A partir daí, a substância passa a constar da lista de medicamentos “proibidos”. Com base nesse critério, foram incluídas as 34 novas substâncias apreendidas no ano passado em São Paulo pela polícia.
“Efeito Zumbi”
A chamada maconha sintética ou drogas K causam o “efeito zumbi” em seus usuários. Isso ocorre porque os canabinóides produzidos em laboratório se conectam aos receptores canabinóides do corpo de forma “total”, causando um efeito mais poderoso. A maconha natural é parcialmente associada, através do Tetrahidrocanabinol (THC).
De acordo com Instituto Nacional sobre Abuso de Drogas dos Estados Unidos, usuários da chamada maconha sintética podem apresentar sintomas de ansiedade, agitação, náusea, vômito, quadrilpressão alta, convulsões, alucinações, pânico, incapacidade de comunicação, paranóia, agitação e agressão.

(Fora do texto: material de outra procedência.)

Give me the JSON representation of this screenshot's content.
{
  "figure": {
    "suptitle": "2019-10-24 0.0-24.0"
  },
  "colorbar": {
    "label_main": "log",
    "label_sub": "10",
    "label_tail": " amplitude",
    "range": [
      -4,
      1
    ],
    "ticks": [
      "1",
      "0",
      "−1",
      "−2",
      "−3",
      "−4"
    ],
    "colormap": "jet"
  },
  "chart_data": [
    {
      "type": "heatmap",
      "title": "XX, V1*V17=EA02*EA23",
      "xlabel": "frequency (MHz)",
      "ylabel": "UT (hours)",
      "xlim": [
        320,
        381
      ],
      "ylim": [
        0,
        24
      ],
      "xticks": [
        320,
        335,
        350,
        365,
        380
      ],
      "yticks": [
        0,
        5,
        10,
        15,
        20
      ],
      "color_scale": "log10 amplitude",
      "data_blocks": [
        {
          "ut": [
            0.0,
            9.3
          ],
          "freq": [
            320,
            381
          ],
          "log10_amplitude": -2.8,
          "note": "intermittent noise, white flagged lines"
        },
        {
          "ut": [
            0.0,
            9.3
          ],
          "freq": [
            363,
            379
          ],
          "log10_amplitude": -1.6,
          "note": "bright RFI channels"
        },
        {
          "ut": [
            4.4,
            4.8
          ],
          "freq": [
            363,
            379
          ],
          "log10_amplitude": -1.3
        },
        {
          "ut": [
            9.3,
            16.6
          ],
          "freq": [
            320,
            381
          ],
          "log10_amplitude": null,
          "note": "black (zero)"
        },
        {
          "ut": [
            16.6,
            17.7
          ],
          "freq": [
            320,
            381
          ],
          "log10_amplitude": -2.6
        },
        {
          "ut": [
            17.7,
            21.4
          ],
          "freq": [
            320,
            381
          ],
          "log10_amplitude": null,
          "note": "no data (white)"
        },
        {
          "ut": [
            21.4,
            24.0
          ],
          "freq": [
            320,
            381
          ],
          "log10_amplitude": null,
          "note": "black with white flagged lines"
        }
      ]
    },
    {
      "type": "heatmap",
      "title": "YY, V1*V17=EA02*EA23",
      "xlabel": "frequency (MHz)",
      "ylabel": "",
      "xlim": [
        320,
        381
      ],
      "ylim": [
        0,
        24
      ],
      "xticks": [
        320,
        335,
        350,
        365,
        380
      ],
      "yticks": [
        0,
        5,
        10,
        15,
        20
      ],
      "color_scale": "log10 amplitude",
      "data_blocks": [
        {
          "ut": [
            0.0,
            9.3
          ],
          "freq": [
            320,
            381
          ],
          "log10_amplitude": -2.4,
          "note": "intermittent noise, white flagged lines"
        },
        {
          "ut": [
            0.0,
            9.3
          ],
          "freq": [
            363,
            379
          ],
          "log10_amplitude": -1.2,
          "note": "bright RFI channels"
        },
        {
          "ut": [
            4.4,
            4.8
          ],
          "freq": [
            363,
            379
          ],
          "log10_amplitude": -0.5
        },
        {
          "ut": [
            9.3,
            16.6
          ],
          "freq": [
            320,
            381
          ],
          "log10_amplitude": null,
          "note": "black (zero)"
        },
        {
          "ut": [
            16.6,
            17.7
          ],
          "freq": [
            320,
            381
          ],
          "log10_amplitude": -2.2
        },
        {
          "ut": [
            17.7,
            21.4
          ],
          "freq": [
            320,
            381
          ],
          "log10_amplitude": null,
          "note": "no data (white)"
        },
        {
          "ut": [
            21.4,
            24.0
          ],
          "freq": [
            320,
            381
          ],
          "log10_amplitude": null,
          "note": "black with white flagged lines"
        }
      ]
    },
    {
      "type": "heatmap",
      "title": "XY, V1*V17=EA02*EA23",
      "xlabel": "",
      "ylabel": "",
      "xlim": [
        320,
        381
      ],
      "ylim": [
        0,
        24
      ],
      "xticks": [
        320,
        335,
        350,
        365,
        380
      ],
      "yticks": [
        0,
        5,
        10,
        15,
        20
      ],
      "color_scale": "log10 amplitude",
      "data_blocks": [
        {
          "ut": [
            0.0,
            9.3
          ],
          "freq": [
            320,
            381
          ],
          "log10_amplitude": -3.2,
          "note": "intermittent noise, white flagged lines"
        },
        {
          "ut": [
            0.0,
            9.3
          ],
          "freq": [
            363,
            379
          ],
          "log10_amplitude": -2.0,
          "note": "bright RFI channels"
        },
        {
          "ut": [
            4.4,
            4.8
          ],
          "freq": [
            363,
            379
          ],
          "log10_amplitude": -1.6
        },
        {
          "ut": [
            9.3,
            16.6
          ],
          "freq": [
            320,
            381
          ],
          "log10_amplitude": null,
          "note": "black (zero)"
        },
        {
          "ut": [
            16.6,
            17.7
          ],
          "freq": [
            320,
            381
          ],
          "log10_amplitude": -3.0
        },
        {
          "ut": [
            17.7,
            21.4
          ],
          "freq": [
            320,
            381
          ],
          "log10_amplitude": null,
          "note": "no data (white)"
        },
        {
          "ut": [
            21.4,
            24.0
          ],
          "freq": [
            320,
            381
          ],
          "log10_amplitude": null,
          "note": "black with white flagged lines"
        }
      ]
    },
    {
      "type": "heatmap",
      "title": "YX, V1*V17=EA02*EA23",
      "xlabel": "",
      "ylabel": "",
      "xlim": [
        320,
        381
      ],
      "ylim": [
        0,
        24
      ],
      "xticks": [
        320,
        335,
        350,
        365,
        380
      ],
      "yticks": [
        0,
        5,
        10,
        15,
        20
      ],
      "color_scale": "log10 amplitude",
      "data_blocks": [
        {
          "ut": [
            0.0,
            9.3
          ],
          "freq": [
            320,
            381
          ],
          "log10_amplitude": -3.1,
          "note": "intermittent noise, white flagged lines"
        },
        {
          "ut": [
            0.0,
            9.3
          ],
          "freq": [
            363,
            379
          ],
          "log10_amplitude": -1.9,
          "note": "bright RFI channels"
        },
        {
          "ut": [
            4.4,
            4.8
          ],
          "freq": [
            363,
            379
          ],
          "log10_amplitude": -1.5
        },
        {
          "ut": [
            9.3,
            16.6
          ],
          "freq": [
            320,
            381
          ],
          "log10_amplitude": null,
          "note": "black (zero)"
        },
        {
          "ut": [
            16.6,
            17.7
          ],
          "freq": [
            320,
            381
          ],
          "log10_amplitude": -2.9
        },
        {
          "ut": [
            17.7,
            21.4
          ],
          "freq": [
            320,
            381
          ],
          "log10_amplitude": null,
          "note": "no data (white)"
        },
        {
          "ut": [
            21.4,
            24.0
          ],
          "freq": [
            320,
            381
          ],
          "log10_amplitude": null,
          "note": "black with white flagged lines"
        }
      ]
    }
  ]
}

“Efeito zumbi” e convulsões: conheça o tempero, a droga proibida pelo PCC
Apesar de ser chamada de maconha, a substância não apresenta semelhança molecular com a droga natural. A única semelhança com a erva é a capacidade do canabinóide sintético de se conectar com os mesmos receptores cerebrais. Até à data, o Escritório das Nações Unidas sobre Drogas e Crime (Unodoc) identificou 353 variantes de canabinóides sintéticos em todo o mundo.

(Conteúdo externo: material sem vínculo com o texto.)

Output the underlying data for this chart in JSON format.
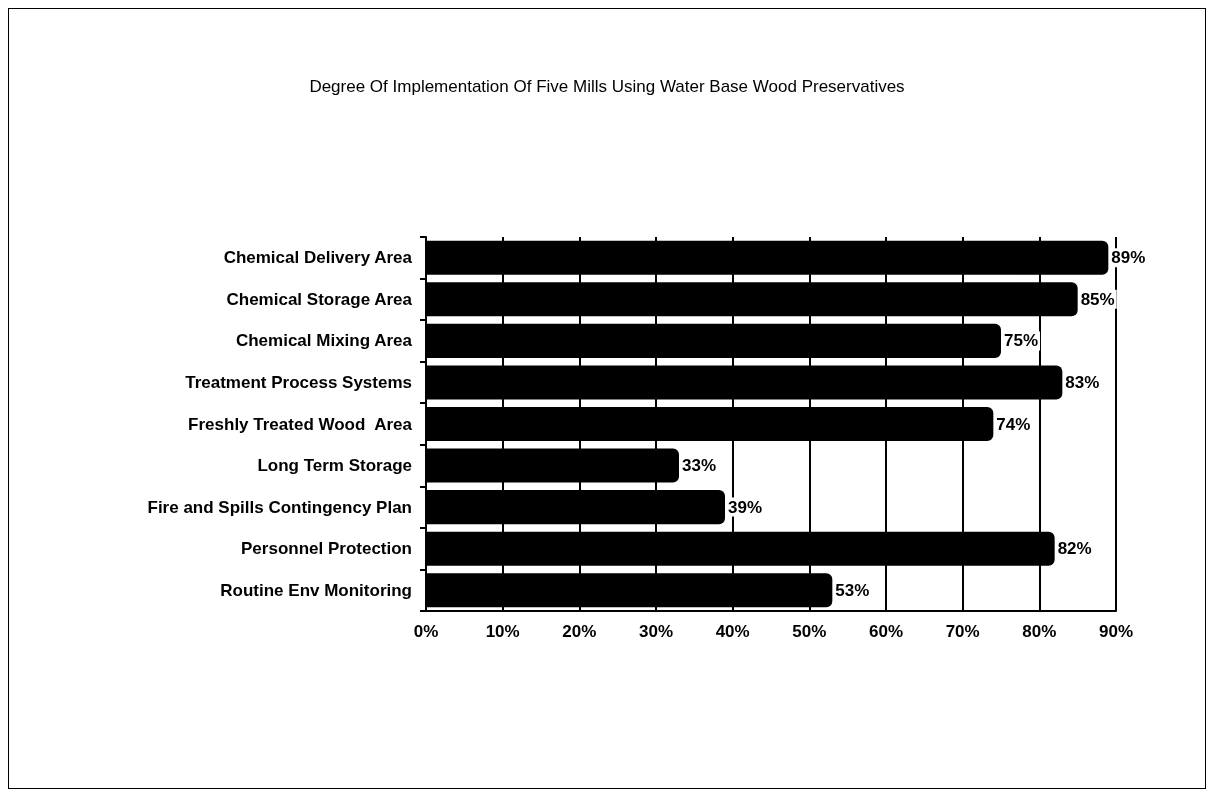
{
  "chart_data": {
    "type": "bar",
    "orientation": "horizontal",
    "title": "Degree Of Implementation Of Five Mills Using Water Base Wood Preservatives",
    "categories": [
      "Chemical Delivery Area",
      "Chemical Storage Area",
      "Chemical Mixing Area",
      "Treatment Process Systems",
      "Freshly Treated Wood  Area",
      "Long Term Storage",
      "Fire and Spills Contingency Plan",
      "Personnel Protection",
      "Routine Env Monitoring"
    ],
    "values": [
      89,
      85,
      75,
      83,
      74,
      33,
      39,
      82,
      53
    ],
    "value_labels": [
      "89%",
      "85%",
      "75%",
      "83%",
      "74%",
      "33%",
      "39%",
      "82%",
      "53%"
    ],
    "color": "#000000",
    "xlim": [
      0,
      90
    ],
    "xticks": [
      {
        "value": 0,
        "label": "0%"
      },
      {
        "value": 10,
        "label": "10%"
      },
      {
        "value": 20,
        "label": "20%"
      },
      {
        "value": 30,
        "label": "30%"
      },
      {
        "value": 40,
        "label": "40%"
      },
      {
        "value": 50,
        "label": "50%"
      },
      {
        "value": 60,
        "label": "60%"
      },
      {
        "value": 70,
        "label": "70%"
      },
      {
        "value": 80,
        "label": "80%"
      },
      {
        "value": 90,
        "label": "90%"
      }
    ],
    "grid": "x"
  }
}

Em São Paulo não é diferente. Segundo relatório da Polícia Científica, entre julho de 2022 e todo o ano de 2023, foram identificados 87 NSP no estado, dos quais 45% eram canabinoides sintéticos. Considerando o corte feito pela polícia — o segundo semestre de 2022 e todo o ano de 2023 —, foram registradas 4.936 ocorrências de apreensões do NSP.
Durante este período, o Metrópoles mostrou que houve um aumento nas apreensões de drogas K tanto nas ruas como no sistema prisional.
Da prisão para a rua
A primeira apreensão registrada de maconha sintética, em São Paulo, ocorreu na véspera de Natal de 2017, na Penitenciária Presidente Bernardes, no interior de São Paulo. Na prisão, a droga se chama k4 e chega pulverizada em folhas de papel, ou fotografias.
Com a popularização no sistema prisional e o aumento da produção – realizada em laboratórios clandestinos e assessorada por químicos profissionais – a droga passou a se tornar mais presente nas apreensões feitas pela polícia, a partir de 2021.